From I, Claudius, to Private Eyes: the Ancient World and Popular Fiction. 16-18th June 2014
From I, Claudius, to Private Eyes: the Ancient World and Popular Fiction.
16-18th June 2014
Bar-Ilan University, Israel
Professor Edith Hall, Kings' College, London
Dr. Nick Lowe, RHUL
Authors confirmed as participating:
Steven Saylor (Gordianus the Finder series)
Caroline Lawrence (the Roman Mysteries series)
Over the last few years work, has begun on the subject of classics and children's fiction, with conferences being held in Lampeter (Hodkinson and Lovatt, 2009) and Warsaw (2012), and three publications presently forthcoming on this subject. Yet there has been surprisingly little sustained consideration of adult fiction and the ancient world, or indeed of children's literature within the wider context of popular fiction, despite the fact that this is a vast and rich field. The forthcoming conference, therefore, by way of setting about rectifying this situation, will be the first serious consideration of the full range of receptions of classics in popular fiction. It will bring together scholars from a range of disciplines (classics, English and other modern languages, comparative literature etc.) with popular modern authors, in order to acquire a range of perspectives on the subject.
Abstracts (up to 300 words) are invited for papers (20 minutes in length) on any aspect of the reception of the ancient world in popular fiction. Papers may focus on broader issues and overviews of the subject in general or more specific reading and interpretations of individual texts or collections.

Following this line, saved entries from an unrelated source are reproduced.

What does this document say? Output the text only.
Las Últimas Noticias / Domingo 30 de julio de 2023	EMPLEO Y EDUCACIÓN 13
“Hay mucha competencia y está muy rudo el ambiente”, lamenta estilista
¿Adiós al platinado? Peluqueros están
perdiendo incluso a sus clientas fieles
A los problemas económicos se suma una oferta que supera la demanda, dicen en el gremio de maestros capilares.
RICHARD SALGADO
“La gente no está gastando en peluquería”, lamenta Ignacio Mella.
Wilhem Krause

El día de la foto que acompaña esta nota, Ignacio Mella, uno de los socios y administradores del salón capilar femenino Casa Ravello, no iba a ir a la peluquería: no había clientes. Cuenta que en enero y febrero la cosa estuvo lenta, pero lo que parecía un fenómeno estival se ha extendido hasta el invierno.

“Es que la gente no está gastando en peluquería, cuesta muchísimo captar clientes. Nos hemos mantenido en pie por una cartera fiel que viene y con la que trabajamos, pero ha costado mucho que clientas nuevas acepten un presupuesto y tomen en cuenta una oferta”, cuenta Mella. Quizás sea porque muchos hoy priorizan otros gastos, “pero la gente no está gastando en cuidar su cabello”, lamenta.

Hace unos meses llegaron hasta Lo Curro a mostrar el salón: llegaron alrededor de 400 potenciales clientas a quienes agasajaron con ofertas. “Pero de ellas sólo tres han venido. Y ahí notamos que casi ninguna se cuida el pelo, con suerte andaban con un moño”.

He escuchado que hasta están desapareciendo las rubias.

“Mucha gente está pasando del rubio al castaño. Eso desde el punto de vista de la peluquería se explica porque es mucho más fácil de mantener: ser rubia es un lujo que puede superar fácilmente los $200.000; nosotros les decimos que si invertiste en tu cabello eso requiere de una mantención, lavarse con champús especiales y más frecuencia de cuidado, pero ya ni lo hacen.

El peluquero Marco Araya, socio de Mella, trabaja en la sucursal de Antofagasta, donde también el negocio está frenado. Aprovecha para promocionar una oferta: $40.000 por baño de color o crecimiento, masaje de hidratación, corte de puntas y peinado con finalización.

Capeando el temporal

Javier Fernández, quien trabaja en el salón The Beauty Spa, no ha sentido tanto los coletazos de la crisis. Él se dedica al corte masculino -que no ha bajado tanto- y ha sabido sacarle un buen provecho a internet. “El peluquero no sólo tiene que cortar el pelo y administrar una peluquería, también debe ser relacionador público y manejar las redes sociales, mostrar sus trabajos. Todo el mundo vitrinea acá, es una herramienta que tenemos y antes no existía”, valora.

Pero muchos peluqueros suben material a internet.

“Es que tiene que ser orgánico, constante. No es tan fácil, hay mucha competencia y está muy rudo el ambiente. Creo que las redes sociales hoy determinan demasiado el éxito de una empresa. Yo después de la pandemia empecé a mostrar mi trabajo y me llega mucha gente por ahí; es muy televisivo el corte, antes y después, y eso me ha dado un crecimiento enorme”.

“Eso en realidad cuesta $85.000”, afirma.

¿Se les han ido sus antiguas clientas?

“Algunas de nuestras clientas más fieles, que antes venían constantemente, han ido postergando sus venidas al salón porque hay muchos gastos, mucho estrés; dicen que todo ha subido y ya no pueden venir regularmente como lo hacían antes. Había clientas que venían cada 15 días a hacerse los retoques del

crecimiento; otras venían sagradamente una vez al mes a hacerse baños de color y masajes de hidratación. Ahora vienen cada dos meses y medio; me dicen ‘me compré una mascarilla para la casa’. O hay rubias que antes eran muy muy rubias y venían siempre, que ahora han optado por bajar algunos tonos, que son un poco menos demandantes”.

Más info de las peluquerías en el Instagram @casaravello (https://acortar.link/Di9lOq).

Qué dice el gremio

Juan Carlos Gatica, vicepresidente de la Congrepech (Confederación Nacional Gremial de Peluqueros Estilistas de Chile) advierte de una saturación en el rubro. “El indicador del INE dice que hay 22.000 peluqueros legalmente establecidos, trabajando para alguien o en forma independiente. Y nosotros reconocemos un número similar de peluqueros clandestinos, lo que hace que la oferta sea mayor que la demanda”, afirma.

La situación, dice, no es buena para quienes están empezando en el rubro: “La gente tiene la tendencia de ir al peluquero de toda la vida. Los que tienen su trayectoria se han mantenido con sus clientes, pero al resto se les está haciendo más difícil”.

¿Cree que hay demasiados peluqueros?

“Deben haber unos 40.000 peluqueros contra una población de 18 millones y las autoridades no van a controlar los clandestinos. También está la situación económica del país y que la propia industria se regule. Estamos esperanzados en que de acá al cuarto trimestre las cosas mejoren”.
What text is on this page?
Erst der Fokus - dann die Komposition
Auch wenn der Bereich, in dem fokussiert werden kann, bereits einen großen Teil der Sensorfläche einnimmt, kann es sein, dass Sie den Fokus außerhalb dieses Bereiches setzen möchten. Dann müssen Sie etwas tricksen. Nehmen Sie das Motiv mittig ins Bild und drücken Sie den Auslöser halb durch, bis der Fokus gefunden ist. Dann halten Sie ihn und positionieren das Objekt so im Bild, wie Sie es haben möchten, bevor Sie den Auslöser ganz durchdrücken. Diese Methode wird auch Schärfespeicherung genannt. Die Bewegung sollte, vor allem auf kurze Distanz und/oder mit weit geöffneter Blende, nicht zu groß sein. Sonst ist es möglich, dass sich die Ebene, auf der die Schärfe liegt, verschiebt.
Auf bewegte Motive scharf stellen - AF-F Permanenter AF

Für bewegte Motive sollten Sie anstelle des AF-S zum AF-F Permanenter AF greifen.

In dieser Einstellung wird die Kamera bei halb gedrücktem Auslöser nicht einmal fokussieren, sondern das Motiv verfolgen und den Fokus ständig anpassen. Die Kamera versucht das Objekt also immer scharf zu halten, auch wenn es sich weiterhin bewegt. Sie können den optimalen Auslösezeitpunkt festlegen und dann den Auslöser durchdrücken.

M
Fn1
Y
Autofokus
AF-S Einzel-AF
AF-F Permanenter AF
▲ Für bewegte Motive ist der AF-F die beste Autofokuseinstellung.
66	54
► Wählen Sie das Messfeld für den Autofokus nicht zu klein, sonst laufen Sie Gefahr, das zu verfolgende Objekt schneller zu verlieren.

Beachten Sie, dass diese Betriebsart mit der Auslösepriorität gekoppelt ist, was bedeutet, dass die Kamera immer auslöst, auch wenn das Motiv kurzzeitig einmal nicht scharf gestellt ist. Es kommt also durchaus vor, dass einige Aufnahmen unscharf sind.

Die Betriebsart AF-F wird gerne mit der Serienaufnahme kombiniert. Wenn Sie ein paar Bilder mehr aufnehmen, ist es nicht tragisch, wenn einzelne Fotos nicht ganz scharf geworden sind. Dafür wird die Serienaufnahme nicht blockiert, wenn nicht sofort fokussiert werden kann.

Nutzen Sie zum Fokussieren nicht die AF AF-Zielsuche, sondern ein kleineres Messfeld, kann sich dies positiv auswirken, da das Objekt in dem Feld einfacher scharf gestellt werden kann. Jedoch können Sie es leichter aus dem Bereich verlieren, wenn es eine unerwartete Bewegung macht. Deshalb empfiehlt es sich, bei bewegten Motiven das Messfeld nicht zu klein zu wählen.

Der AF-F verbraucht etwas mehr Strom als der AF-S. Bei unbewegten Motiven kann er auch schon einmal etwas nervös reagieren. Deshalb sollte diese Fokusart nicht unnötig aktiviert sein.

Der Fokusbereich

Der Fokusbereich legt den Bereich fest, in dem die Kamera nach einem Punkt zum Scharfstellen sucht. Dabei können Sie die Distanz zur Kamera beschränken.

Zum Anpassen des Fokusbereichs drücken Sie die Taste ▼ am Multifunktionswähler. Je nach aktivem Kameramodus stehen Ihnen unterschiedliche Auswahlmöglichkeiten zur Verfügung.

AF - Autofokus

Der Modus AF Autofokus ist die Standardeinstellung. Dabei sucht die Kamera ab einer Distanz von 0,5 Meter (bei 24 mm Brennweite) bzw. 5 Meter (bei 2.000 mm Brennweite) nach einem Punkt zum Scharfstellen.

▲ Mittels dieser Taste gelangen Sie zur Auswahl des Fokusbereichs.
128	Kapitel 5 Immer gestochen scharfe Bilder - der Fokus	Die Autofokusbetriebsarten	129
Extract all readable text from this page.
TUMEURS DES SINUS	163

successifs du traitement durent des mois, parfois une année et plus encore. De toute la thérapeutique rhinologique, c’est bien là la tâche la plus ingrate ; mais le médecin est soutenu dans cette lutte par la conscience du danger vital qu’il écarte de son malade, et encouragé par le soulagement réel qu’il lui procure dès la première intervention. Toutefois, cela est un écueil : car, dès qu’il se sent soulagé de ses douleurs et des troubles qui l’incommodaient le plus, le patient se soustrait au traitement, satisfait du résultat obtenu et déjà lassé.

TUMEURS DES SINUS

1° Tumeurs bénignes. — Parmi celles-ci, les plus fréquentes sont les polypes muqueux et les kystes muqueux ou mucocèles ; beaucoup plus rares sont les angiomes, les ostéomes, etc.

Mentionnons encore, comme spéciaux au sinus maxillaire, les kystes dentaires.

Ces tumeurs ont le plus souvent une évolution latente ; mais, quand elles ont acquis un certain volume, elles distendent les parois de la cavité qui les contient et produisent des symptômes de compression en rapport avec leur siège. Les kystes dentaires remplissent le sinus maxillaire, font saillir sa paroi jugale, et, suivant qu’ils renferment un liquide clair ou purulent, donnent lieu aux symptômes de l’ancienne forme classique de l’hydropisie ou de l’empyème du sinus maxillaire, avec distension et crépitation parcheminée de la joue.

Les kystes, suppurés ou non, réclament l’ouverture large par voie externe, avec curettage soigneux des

Possibilities of subjects include, but are not limited to the following questions and issues:
What role does popular fiction play in contributing to general impressions of the ancient world? What (other) roles should it play?
What makes ancient Greece and Rome attractive as a setting for popular fiction? What are the difficulties inherent in utilising the ancient world?
What differences are there between Greece and Rome in popular fiction?
What role do ancient Greece and Rome play in popular fiction in different societies and countries in the modern world?
Changing trends in historical fiction concerning the ancient world.
The overlap between historical fiction set in the classical world and other genres: detective novels, mystery novels, romance etc.
Classical mythology and popular fiction.
How does popular fiction interact with other media (film, television, computer games, the internet etc.)?
How does juvenile fiction about the ancient world differ from, or overlap with, adult fiction in the same field?